The pyromaniacs set fire to the forests to hide the theft of timber, claiming that: ‘No, this is to improve next year’s grazing’, which is patently untrue as few bother to keep livestock anymore and the burning actually kills off the ‘good’ grass while encouraging the tough, unpalatable, varieties to grow. The wholesale destruction of an increasingly fragile ecosystem causes, when it does snow or rain, landslides and destroys the habitat of creatures such as the barking deer who, right now, are crying out pitifully both in the day and night as their habitat goes up in flames.

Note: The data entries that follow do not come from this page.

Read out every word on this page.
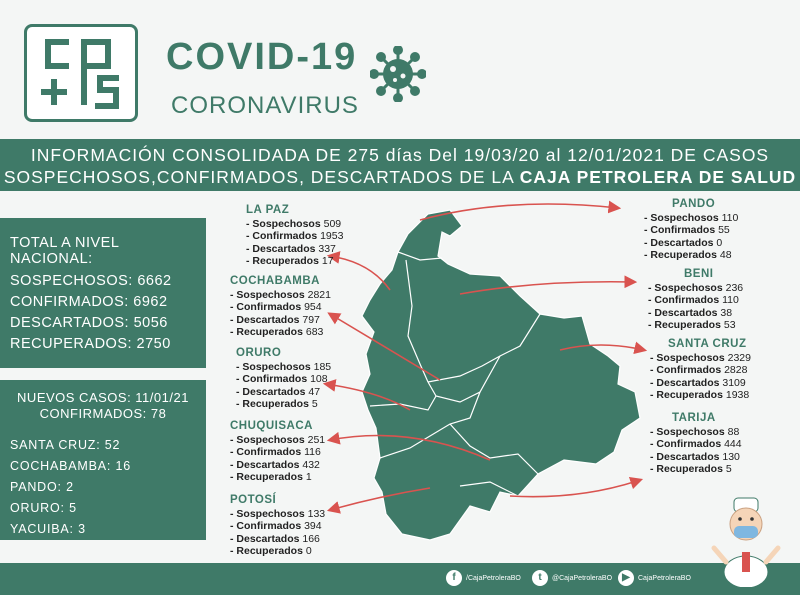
COVID-19
CORONAVIRUS
INFORMACIÓN CONSOLIDADA DE 275 días Del 19/03/20 al 12/01/2021 DE CASOS
SOSPECHOSOS,CONFIRMADOS, DESCARTADOS DE LA CAJA PETROLERA DE SALUD
TOTAL A NIVEL NACIONAL:
SOSPECHOSOS: 6662
CONFIRMADOS: 6962
DESCARTADOS: 5056
RECUPERADOS: 2750
NUEVOS CASOS: 11/01/21
CONFIRMADOS: 78
SANTA CRUZ: 52
COCHABAMBA: 16
PANDO: 2
ORURO: 5
YACUIBA: 3
LA PAZ
- Sospechosos 509
- Confirmados 1953
- Descartados 337
- Recuperados 17
COCHABAMBA
- Sospechosos 2821
- Confirmados 954
- Descartados 797
- Recuperados 683
ORURO
- Sospechosos 185
- Confirmados 108
- Descartados 47
- Recuperados 5
CHUQUISACA
- Sospechosos 251
- Confirmados 116
- Descartados 432
- Recuperados 1
POTOSÍ
- Sospechosos 133
- Confirmados 394
- Descartados 166
- Recuperados 0
PANDO
- Sospechosos 110
- Confirmados 55
- Descartados 0
- Recuperados 48
BENI
- Sospechosos 236
- Confirmados 110
- Descartados 38
- Recuperados 53
SANTA CRUZ
- Sospechosos 2329
- Confirmados 2828
- Descartados 3109
- Recuperados 1938
TARIJA
- Sospechosos 88
- Confirmados 444
- Descartados 130
- Recuperados 5
f	/CajaPetroleraBO	t	@CajaPetroleraBO	▶	CajaPetroleraBO
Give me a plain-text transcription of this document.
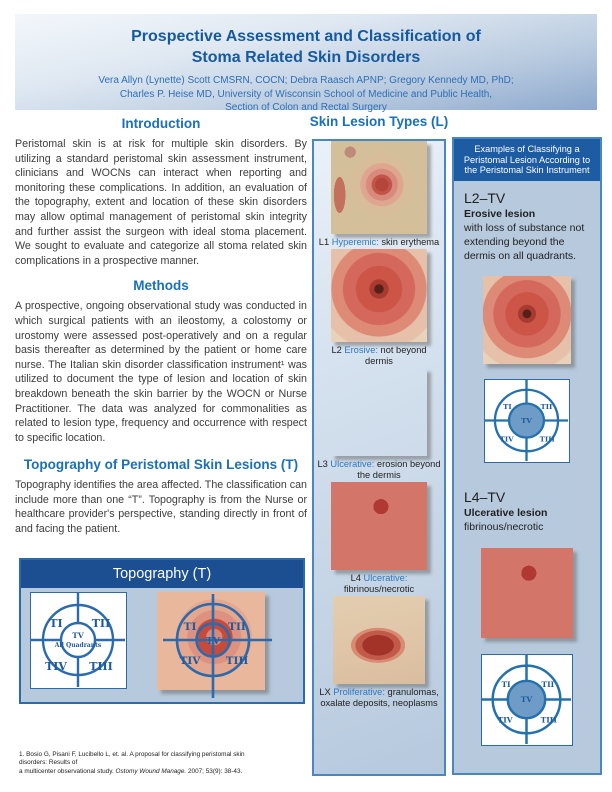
Prospective Assessment and Classification of
Stoma Related Skin Disorders
Vera Allyn (Lynette) Scott CMSRN, COCN; Debra Raasch APNP; Gregory Kennedy MD, PhD;
Charles P. Heise MD, University of Wisconsin School of Medicine and Public Health,
Section of Colon and Rectal Surgery
Introduction

Peristomal skin is at risk for multiple skin disorders. By utilizing a standard peristomal skin assessment instrument, clinicians and WOCNs can interact when reporting and monitoring these complications. In addition, an evaluation of the topography, extent and location of these skin disorders may allow optimal management of peristomal skin integrity and further assist the surgeon with ideal stoma placement. We sought to evaluate and categorize all stoma related skin complications in a prospective manner.

Methods

A prospective, ongoing observational study was conducted in which surgical patients with an ileostomy, a colostomy or urostomy were assessed post-operatively and on a regular basis thereafter as determined by the patient or home care nurse. The Italian skin disorder classification instrument¹ was utilized to document the type of lesion and location of skin breakdown beneath the skin barrier by the WOCN or Nurse Practitioner. The data was analyzed for commonalities as related to lesion type, frequency and occurrence with respect to specific location.

Topography of Peristomal Skin Lesions (T)

Topography identifies the area affected. The classification can include more than one “T”. Topography is from the Nurse or healthcare provider's perspective, standing directly in front of and facing the patient.

Topography (T)
TI	TII
TIV TIII
TV
All Quadrants
TI	TII
TIV TIII
TV
1. Bosio G, Pisani F, Lucibello L, et. al. A proposal for classifying peristomal skin disorders: Results of
a multicenter observational study. Ostomy Wound Manage. 2007; 53(9): 38-43.
Skin Lesion Types (L)
L1 Hyperemic: skin erythema
L2 Erosive: not beyond dermis
L3 Ulcerative: erosion beyond the dermis
L4 Ulcerative: fibrinous/necrotic
LX Proliferative: granulomas, oxalate deposits, neoplasms
Examples of Classifying a
Peristomal Lesion According to
the Peristomal Skin Instrument
L2–TV
Erosive lesion
with loss of substance not extending beyond the dermis on all quadrants.
TI	TII
TIV	TIII
TV
L4–TV
Ulcerative lesion
fibrinous/necrotic
TI	TII
TIV	TIII
TV
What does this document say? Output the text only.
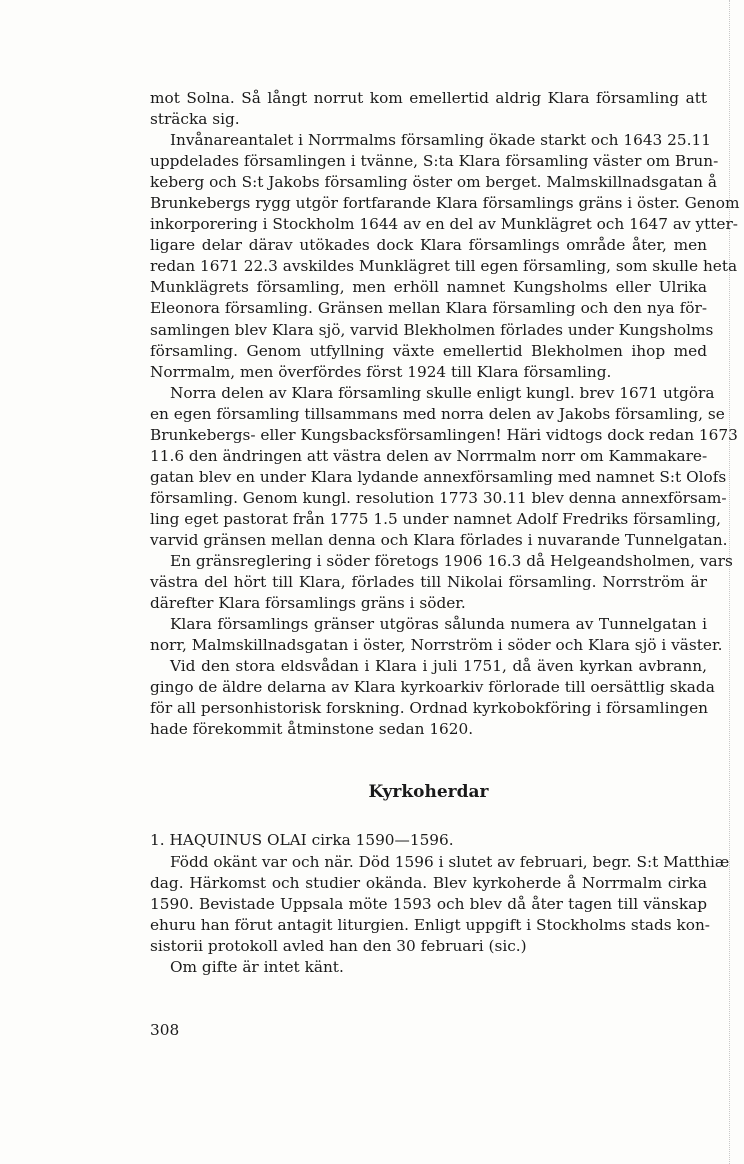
mot Solna. Så långt norrut kom emellertid aldrig Klara församling att
sträcka sig.
Invånareantalet i Norrmalms församling ökade starkt och 1643 25.11
uppdelades församlingen i tvänne, S:ta Klara församling väster om Brun-
keberg och S:t Jakobs församling öster om berget. Malmskillnadsgatan å
Brunkebergs rygg utgör fortfarande Klara församlings gräns i öster. Genom
inkorporering i Stockholm 1644 av en del av Munklägret och 1647 av ytter-
ligare delar därav utökades dock Klara församlings område åter, men
redan 1671 22.3 avskildes Munklägret till egen församling, som skulle heta
Munklägrets församling, men erhöll namnet Kungsholms eller Ulrika
Eleonora församling. Gränsen mellan Klara församling och den nya för-
samlingen blev Klara sjö, varvid Blekholmen förlades under Kungsholms
församling. Genom utfyllning växte emellertid Blekholmen ihop med
Norrmalm, men överfördes först 1924 till Klara församling.
Norra delen av Klara församling skulle enligt kungl. brev 1671 utgöra
en egen församling tillsammans med norra delen av Jakobs församling, se
Brunkebergs- eller Kungsbacksförsamlingen! Häri vidtogs dock redan 1673
11.6 den ändringen att västra delen av Norrmalm norr om Kammakare-
gatan blev en under Klara lydande annexförsamling med namnet S:t Olofs
församling. Genom kungl. resolution 1773 30.11 blev denna annexförsam-
ling eget pastorat från 1775 1.5 under namnet Adolf Fredriks församling,
varvid gränsen mellan denna och Klara förlades i nuvarande Tunnelgatan.
En gränsreglering i söder företogs 1906 16.3 då Helgeandsholmen, vars
västra del hört till Klara, förlades till Nikolai församling. Norrström är
därefter Klara församlings gräns i söder.
Klara församlings gränser utgöras sålunda numera av Tunnelgatan i
norr, Malmskillnadsgatan i öster, Norrström i söder och Klara sjö i väster.
Vid den stora eldsvådan i Klara i juli 1751, då även kyrkan avbrann,
gingo de äldre delarna av Klara kyrkoarkiv förlorade till oersättlig skada
för all personhistorisk forskning. Ordnad kyrkobokföring i församlingen
hade förekommit åtminstone sedan 1620.
Kyrkoherdar
1. HAQUINUS OLAI cirka 1590—1596.
Född okänt var och när. Död 1596 i slutet av februari, begr. S:t Matthiæ
dag. Härkomst och studier okända. Blev kyrkoherde å Norrmalm cirka
1590. Bevistade Uppsala möte 1593 och blev då åter tagen till vänskap
ehuru han förut antagit liturgien. Enligt uppgift i Stockholms stads kon-
sistorii protokoll avled han den 30 februari (sic.)
Om gifte är intet känt.
308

According to meteorological reports, this has been the coldest winter in over 30 years — the temperature in Murree dropped to minus nine degrees centigrade with an added wind chill factor taking it down further to minus 15 degrees centigrade. There has, at the time of writing, been only one day of very little snow which melted as fast as it fell and the water situation is increasingly dire: women and children, armed with plastic containers, are walking miles in search of potable water already and there is no respite in sight. Huddled around small cooking fires in airless rooms, people are down with both eye and chest infections, refusing to accept that they themselves are part of the problem as their pyromaniac tendencies annihilate rain-attracting forest cover. The burning forests increase the amount of polluting particulates in the atmosphere and the low hanging smog, produced by the smoke, further reduces temperatures by blocking any warmth the winter sun emits.

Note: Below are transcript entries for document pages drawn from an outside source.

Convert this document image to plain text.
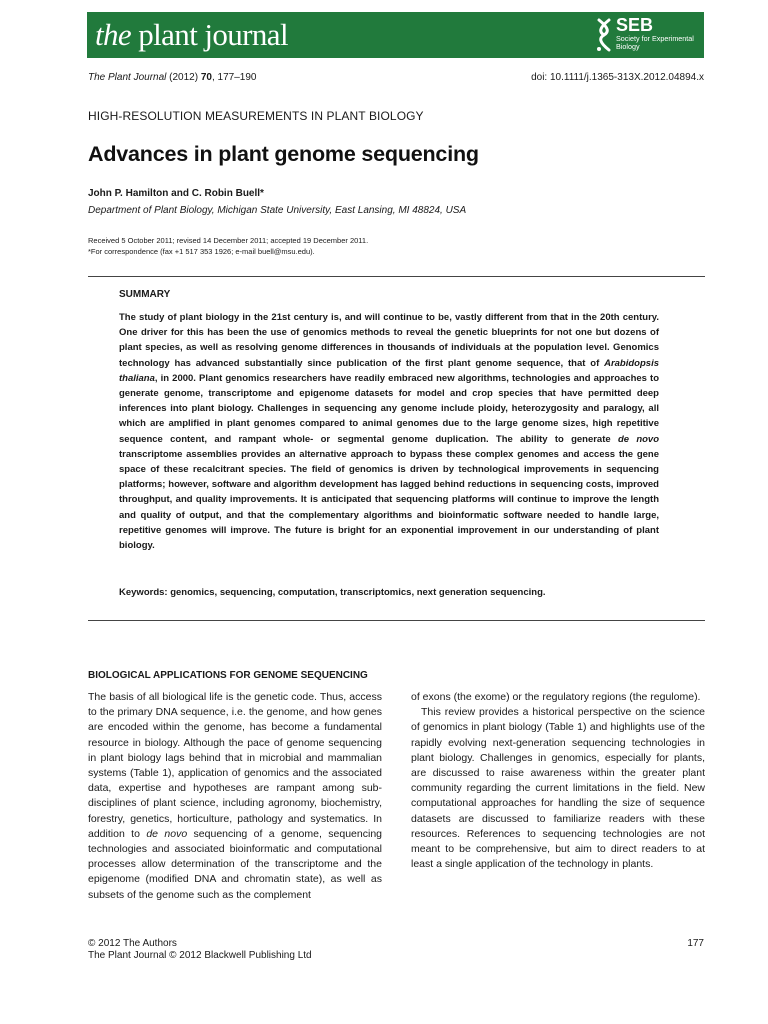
the plant journal	SEB
Society for Experimental Biology
The Plant Journal (2012) 70, 177–190	doi: 10.1111/j.1365-313X.2012.04894.x
HIGH-RESOLUTION MEASUREMENTS IN PLANT BIOLOGY
Advances in plant genome sequencing
John P. Hamilton and C. Robin Buell*
Department of Plant Biology, Michigan State University, East Lansing, MI 48824, USA
Received 5 October 2011; revised 14 December 2011; accepted 19 December 2011.
*For correspondence (fax +1 517 353 1926; e-mail buell@msu.edu).
SUMMARY
The study of plant biology in the 21st century is, and will continue to be, vastly different from that in the 20th century. One driver for this has been the use of genomics methods to reveal the genetic blueprints for not one but dozens of plant species, as well as resolving genome differences in thousands of individuals at the population level. Genomics technology has advanced substantially since publication of the first plant genome sequence, that of Arabidopsis thaliana, in 2000. Plant genomics researchers have readily embraced new algorithms, technologies and approaches to generate genome, transcriptome and epigenome datasets for model and crop species that have permitted deep inferences into plant biology. Challenges in sequencing any genome include ploidy, heterozygosity and paralogy, all which are amplified in plant genomes compared to animal genomes due to the large genome sizes, high repetitive sequence content, and rampant whole- or segmental genome duplication. The ability to generate de novo transcriptome assemblies provides an alternative approach to bypass these complex genomes and access the gene space of these recalcitrant species. The field of genomics is driven by technological improvements in sequencing platforms; however, software and algorithm development has lagged behind reductions in sequencing costs, improved throughput, and quality improvements. It is anticipated that sequencing platforms will continue to improve the length and quality of output, and that the complementary algorithms and bioinformatic software needed to handle large, repetitive genomes will improve. The future is bright for an exponential improvement in our understanding of plant biology.
Keywords: genomics, sequencing, computation, transcriptomics, next generation sequencing.
BIOLOGICAL APPLICATIONS FOR GENOME SEQUENCING

The basis of all biological life is the genetic code. Thus, access to the primary DNA sequence, i.e. the genome, and how genes are encoded within the genome, has become a fundamental resource in biology. Although the pace of genome sequencing in plant biology lags behind that in microbial and mammalian systems (Table 1), application of genomics and the associated data, expertise and hypotheses are rampant among sub-disciplines of plant science, including agronomy, biochemistry, forestry, genetics, horticulture, pathology and systematics. In addition to de novo sequencing of a genome, sequencing technologies and associated bioinformatic and computational processes allow determination of the transcriptome and the epigenome (modified DNA and chromatin state), as well as subsets of the genome such as the complement

of exons (the exome) or the regulatory regions (the regulome).

This review provides a historical perspective on the science of genomics in plant biology (Table 1) and highlights use of the rapidly evolving next-generation sequencing technologies in plant biology. Challenges in genomics, especially for plants, are discussed to raise awareness within the greater plant community regarding the current limitations in the field. New computational approaches for handling the size of sequence datasets are discussed to familiarize readers with these resources. References to sequencing technologies are not meant to be comprehensive, but aim to direct readers to at least a single application of the technology in plants.

© 2012 The Authors
The Plant Journal © 2012 Blackwell Publishing Ltd
177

The knock-on effect of this dry turning to drought winter, is already being felt by farmers down in the barani areas of the plains where, according to one seasoned agriculturalist, the wheat crop is already badly hit. This means, in turn and unless the weather pundits have got it wrong, a distinct possibility of massive crop failure which is bad news for all.
What the government, in its utter stupidity, has done though is treat the country to a song and dance routine about the first Thar desert coal-based power project, which is intended to pump an additional 600 megawatts into the electricity distribution system — due to be operational by the end of 2017 with additional coal-fired power stations in Sindh, Punjab and southern Balochistan, on the cards in both the government and corporate sectors — without, of course, uttering a single word about the adverse environmental effects on air quality.
Here in Pakistan though, whilst renewables such as solar and wind have generated much interest, those willing to bring renewable energy rapidly — and at less cost financially, environmentally and climatically — into the mainstream power generation production line, have had no real encouragement whatsoever.
Come on Pakistan, time to get it right for once!
Published in The Express Tribune, January 9th, 2014.